On Mar 11, 2016, at 11:01 AM, Paul Vixie <paul(_at_)redbarn(_dot_)org> wrote:
my situation is the opposite. i'd like multiple mail store types inside NMH,
or a pluggable hooks-style interface allowing the creation of same, so that i
can use NMH command line tools to attack my Maildir store as created for me
by Dovecot.
Rather than push the mailstore code into MH, I think a much cleaner model would
be to use FUSE-based providers that translate between external store formats
and the native MH layout. This means no intrusive changes to MH itself, and
people can roll whatever translators they want.
As a reference model we could include a FUSE fs that exports a Maildir
directory tree as an MH store. My guess is that's what 95% of people would
want, anyway. (And the next 4% would want IMAP.)

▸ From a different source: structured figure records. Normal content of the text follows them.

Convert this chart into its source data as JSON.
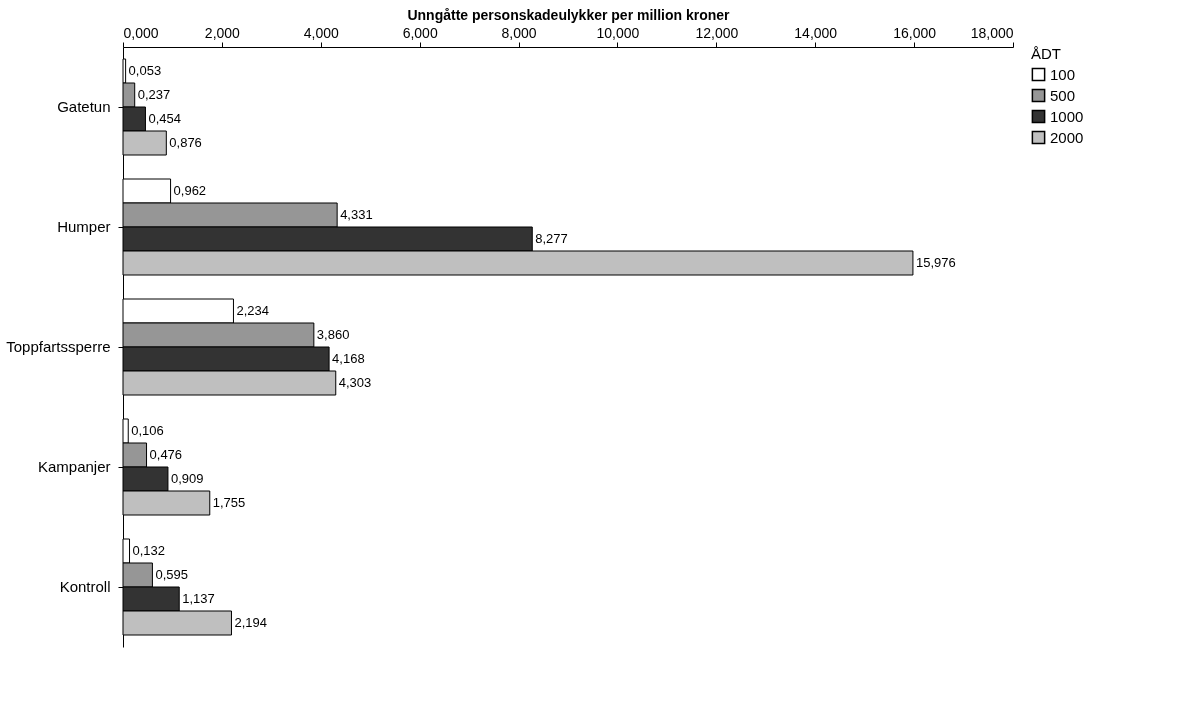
{
  "chart_data": {
    "type": "bar",
    "orientation": "horizontal",
    "xlabel": "Unngåtte personskadeulykker per million kroner",
    "legend_title": "ÅDT",
    "legend": "right",
    "grid": false,
    "categories": [
      "Gatetun",
      "Humper",
      "Toppfartssperre",
      "Kampanjer",
      "Kontroll"
    ],
    "xlim": [
      0,
      18
    ],
    "xticks": [
      {
        "value": 0,
        "label": "0,000"
      },
      {
        "value": 2,
        "label": "2,000"
      },
      {
        "value": 4,
        "label": "4,000"
      },
      {
        "value": 6,
        "label": "6,000"
      },
      {
        "value": 8,
        "label": "8,000"
      },
      {
        "value": 10,
        "label": "10,000"
      },
      {
        "value": 12,
        "label": "12,000"
      },
      {
        "value": 14,
        "label": "14,000"
      },
      {
        "value": 16,
        "label": "16,000"
      },
      {
        "value": 18,
        "label": "18,000"
      }
    ],
    "series": [
      {
        "name": "100",
        "color": "#ffffff",
        "values": [
          0.053,
          0.962,
          2.234,
          0.106,
          0.132
        ],
        "value_labels": [
          "0,053",
          "0,962",
          "2,234",
          "0,106",
          "0,132"
        ]
      },
      {
        "name": "500",
        "color": "#969696",
        "values": [
          0.237,
          4.331,
          3.86,
          0.476,
          0.595
        ],
        "value_labels": [
          "0,237",
          "4,331",
          "3,860",
          "0,476",
          "0,595"
        ]
      },
      {
        "name": "1000",
        "color": "#333333",
        "values": [
          0.454,
          8.277,
          4.168,
          0.909,
          1.137
        ],
        "value_labels": [
          "0,454",
          "8,277",
          "4,168",
          "0,909",
          "1,137"
        ]
      },
      {
        "name": "2000",
        "color": "#bfbfbf",
        "values": [
          0.876,
          15.976,
          4.303,
          1.755,
          2.194
        ],
        "value_labels": [
          "0,876",
          "15,976",
          "4,303",
          "1,755",
          "2,194"
        ]
      }
    ]
  }
}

I have looked at the idea of implementing a simple(ish) vnode-style abstraction
layer in MH. On a high level, it's not that horribly complicated.[1] The
devil, as always, is in the details. It's really hard not descending into a
tar pit of horribleness as you start trying to support each OSes favourite
little filesystem extension. This will quickly destroy any notion of
portability in the code. Shared libraries are not that friendly to portability
efforts, either. Not without writing a lot of code that nobody here wants to
maintain over the long term.
--lyndon
[1] Long ago and far away (2000?), as an experiment, I hacked MH 6.8.4 to let
it use IMAP as a backend store. At a *very* basic level. It was much easier
than I thought it would be to get the basics working. But it quickly became
apparent that mapping the finer nuances of MH to external stores was going to
take a *lot* of thinking. And in the IMAP case specifically, MH doesn't take
well to external forces changing its world view of the message store.